The fix is orchestration: one journey, one profile, coordinated across every touchpoint, so the email knows what the push already said. And it has to run on live data. The most common own-goal I see is over-personalisation built on stale segments (targeting someone for who they were six weeks ago). Good casino software should make a player think “they get me,” not “they’re following me.” The distance between those two reactions is basically data freshness.

iGX: Where does gamification fit? Bonus banners, or something more? 

DK: Something much more. The bonus banner is dead weight. Gamification built into the CRM (missions, levels, rewards, tournaments, collectible progression) is becoming the reason the player comes back when nobody is waving free money. A leaderboard keeps working while you sleep; a welcome bonus is spent and forgotten by Thursday.

It also solves a very specific problem: what happens when a peak event ends. Once the World Cup or a big fight is over, a sports-only player has no reason to open your app tomorrow. If the platform has a real memory of that player, you can cross-sell them into casino or a tournament that fits their profile, and you keep the player when the fixture list goes quiet. That is the difference between hoping they come back and giving them a reason to.

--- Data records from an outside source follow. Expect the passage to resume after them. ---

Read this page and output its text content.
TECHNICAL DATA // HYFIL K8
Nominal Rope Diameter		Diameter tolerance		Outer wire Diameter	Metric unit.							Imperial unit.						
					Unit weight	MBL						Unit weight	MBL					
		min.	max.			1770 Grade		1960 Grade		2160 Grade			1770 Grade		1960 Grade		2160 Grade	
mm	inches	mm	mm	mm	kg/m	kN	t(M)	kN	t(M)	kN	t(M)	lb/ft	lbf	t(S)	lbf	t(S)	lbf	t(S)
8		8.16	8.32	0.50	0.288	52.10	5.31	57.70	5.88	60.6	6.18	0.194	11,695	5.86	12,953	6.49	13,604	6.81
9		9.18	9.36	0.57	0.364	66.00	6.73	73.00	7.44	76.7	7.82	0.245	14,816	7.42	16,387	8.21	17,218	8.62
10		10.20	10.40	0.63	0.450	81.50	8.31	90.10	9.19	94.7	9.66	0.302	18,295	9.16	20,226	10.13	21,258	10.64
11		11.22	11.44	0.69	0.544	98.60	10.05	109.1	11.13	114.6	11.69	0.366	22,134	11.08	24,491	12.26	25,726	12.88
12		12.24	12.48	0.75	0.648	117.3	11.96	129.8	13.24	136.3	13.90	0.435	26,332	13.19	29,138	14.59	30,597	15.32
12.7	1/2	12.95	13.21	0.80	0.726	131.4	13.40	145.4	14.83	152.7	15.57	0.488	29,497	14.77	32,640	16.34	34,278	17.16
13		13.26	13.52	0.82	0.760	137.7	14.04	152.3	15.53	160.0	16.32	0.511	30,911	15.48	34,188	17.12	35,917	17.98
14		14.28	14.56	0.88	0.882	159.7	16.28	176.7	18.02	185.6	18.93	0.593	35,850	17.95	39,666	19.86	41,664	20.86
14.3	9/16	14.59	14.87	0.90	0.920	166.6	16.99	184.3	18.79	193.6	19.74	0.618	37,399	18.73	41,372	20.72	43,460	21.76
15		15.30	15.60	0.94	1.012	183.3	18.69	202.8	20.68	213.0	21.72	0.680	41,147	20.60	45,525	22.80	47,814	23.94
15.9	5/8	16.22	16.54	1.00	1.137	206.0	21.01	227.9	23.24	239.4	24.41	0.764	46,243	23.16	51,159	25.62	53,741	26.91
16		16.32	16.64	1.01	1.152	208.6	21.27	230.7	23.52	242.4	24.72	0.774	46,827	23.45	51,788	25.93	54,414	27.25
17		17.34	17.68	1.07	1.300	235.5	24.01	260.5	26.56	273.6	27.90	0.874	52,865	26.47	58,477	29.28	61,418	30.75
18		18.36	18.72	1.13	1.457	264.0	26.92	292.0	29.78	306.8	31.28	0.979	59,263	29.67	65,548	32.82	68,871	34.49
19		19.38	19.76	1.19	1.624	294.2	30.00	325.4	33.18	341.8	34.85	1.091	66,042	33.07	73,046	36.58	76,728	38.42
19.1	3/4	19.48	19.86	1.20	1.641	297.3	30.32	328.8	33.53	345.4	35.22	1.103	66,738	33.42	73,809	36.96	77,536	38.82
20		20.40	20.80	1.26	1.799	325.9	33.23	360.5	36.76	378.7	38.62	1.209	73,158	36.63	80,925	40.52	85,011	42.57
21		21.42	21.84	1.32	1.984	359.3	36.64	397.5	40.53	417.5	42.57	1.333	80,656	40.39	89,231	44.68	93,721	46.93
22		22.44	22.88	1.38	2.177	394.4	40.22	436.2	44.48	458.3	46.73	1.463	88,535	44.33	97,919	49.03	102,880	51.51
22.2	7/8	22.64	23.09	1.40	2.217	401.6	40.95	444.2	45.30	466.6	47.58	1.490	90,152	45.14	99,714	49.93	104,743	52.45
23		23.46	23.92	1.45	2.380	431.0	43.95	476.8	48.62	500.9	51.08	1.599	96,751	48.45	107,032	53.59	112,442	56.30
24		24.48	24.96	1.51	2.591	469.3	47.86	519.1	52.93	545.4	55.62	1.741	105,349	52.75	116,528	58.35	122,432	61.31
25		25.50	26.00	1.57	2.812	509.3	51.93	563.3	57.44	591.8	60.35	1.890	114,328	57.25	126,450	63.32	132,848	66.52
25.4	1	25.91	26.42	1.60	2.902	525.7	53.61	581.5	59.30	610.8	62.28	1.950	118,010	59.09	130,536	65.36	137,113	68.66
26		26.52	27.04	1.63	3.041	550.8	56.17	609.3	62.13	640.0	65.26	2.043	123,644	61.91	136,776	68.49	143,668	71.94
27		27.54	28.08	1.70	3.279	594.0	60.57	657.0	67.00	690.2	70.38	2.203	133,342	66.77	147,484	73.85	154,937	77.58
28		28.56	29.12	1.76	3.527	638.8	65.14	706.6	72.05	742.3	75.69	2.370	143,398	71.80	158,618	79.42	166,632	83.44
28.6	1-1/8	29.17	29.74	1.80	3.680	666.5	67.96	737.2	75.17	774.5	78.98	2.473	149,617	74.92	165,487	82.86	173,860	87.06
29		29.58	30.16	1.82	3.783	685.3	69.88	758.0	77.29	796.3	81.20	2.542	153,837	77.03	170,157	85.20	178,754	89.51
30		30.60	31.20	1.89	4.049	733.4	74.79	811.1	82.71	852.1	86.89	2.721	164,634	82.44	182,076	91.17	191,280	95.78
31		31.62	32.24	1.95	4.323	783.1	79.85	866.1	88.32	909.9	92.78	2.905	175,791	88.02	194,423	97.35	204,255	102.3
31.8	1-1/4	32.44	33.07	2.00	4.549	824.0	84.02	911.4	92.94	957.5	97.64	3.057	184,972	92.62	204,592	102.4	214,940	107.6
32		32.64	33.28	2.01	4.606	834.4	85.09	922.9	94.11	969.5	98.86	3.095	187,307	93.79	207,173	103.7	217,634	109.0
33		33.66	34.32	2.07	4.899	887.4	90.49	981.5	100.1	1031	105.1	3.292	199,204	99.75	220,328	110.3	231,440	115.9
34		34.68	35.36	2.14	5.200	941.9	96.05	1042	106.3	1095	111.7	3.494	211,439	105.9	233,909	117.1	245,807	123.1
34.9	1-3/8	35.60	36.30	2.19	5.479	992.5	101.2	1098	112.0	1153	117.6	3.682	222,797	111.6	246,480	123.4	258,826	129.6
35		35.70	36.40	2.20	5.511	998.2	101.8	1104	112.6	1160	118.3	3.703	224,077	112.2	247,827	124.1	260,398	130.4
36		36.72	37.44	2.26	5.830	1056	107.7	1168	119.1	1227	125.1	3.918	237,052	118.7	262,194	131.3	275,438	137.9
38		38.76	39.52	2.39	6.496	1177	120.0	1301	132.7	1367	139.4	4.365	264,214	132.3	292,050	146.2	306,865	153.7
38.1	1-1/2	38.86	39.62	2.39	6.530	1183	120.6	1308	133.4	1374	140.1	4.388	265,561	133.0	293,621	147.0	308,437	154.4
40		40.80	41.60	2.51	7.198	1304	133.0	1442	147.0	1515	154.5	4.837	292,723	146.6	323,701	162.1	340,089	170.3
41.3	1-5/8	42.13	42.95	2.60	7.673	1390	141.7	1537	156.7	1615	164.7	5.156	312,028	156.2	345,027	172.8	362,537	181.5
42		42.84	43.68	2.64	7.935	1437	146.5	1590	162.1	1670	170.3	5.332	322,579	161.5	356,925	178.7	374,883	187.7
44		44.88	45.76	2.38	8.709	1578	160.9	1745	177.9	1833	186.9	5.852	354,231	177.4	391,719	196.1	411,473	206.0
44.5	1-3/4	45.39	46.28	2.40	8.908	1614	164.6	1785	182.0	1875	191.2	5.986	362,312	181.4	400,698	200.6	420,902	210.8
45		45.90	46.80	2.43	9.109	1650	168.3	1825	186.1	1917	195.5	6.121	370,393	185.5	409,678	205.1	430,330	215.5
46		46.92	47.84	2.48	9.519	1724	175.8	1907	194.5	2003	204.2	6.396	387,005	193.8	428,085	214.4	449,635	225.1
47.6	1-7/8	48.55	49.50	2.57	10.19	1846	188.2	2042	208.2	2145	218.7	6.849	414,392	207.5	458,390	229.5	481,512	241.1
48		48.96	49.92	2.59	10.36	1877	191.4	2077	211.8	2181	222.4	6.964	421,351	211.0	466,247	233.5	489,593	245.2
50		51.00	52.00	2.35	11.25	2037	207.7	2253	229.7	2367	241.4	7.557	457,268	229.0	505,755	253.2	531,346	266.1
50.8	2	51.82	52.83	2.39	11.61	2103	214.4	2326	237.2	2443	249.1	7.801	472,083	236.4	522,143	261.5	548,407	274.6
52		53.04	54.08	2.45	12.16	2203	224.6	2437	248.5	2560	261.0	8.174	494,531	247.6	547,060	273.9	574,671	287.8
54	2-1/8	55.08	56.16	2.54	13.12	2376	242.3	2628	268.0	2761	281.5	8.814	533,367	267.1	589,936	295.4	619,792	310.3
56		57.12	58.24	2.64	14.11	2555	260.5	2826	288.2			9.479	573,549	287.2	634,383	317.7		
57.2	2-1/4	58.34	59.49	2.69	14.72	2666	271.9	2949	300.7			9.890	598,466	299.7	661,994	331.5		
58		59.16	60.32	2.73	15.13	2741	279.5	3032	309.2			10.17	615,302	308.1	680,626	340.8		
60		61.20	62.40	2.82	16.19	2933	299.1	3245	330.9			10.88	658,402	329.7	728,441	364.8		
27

iGX: And responsible gaming, since regulators are everywhere now? 

DK: This is the part I care about most, and it isn’t a separate compartment. The exact same AI that predicts churn is reading the signals that predict harm (deposit velocity climbing, losses being chased, sessions that stop looking like fun). If you’re already modelling someone’s identity to personalise their offers, you’d be negligent not to use that model to flag risk too.

So responsible gaming belongs inside the personalisation layer. The engine that decides who gets a reward is the same engine that decides who should get a check-in instead. One eye on the customer, one on the regulator (and, honestly, one on the human being behind the account).

iGX: So where does NuxGame land in all of this? 

DK: In the room where those things live together. We didn’t bolt a prediction engine onto a marketing tool. Identity, real-time data, CRM orchestration, gamification, and responsible-gaming triggers were built to sit in one control room, because that’s the only place retention happens. When an operator tells me they’re paying more to acquire players who leave faster, my answer is never a bigger bonus budget. It’s a better memory.

Because in 2026 the math is brutally simple. Anyone can buy a bet; the operators who succeed are the ones who can keep the player who placed it. The bet gets the first click. But it’s identity that decides whether the player comes back. That is truly the new boss of retention.